I've personally never done more than one. I think the rationale for more is to try to get the disk past infant mortality. Like most electronics, if it doesn't fail early, it may last until obsolete.
But if the rest of your array is healthy and you are diligent you should be able to survive a single disk with infant mortality. Do you have Notifications setup to alert you by email or other agent as soon as Unraid detects a problem? Do you have backups of anything important and irreplaceable?
The original purpose of preclear was to allow you to clear (zero) a disk so it can be added to a new data slot without invalidating parity. If you try to add an unclear disk to a new data slot, Unraid will clear it so parity is maintained.
Older versions of Unraid took the array offline while it cleared a disk, so preclear was invented to clear the disk before adding it to a new data slot. Later version of Unraid clear the disk without taking the array offline, so that original purpose isn't really necessary anymore.

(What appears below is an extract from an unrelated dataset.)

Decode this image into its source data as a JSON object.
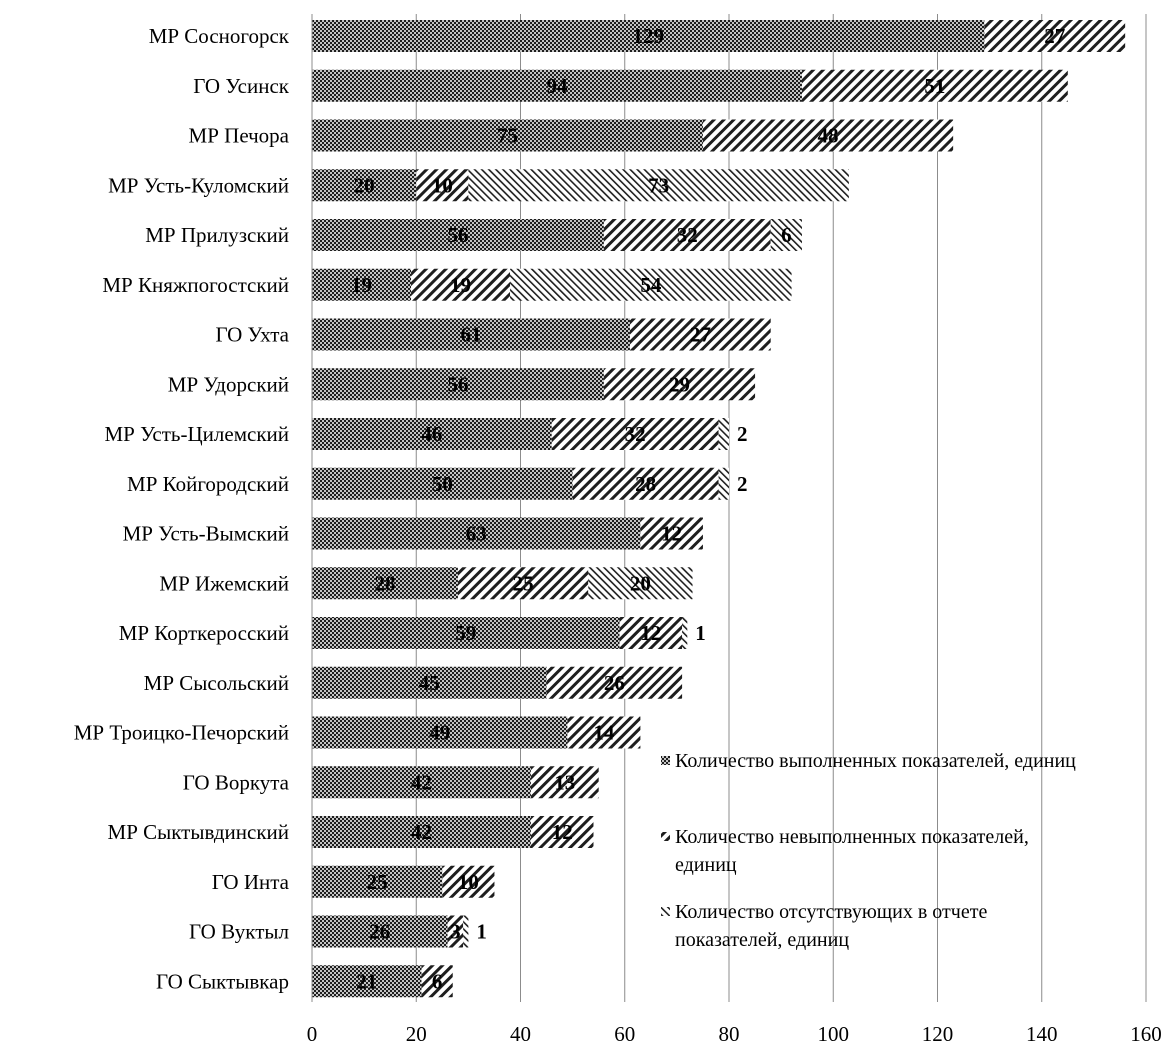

And, note that except for adding a disk to a new data slot, Unraid doesn't need a clear disk for any other scenario. Such as replacing a disk, since the disk contents would be completely overwritten by the rebuild anyway.
Additional functionality of preclear includes some things that also test the disk. but it is possible to test a disk using other tools, such as badblocks or one of the utilities provided as free downloads by the disk manufacturer.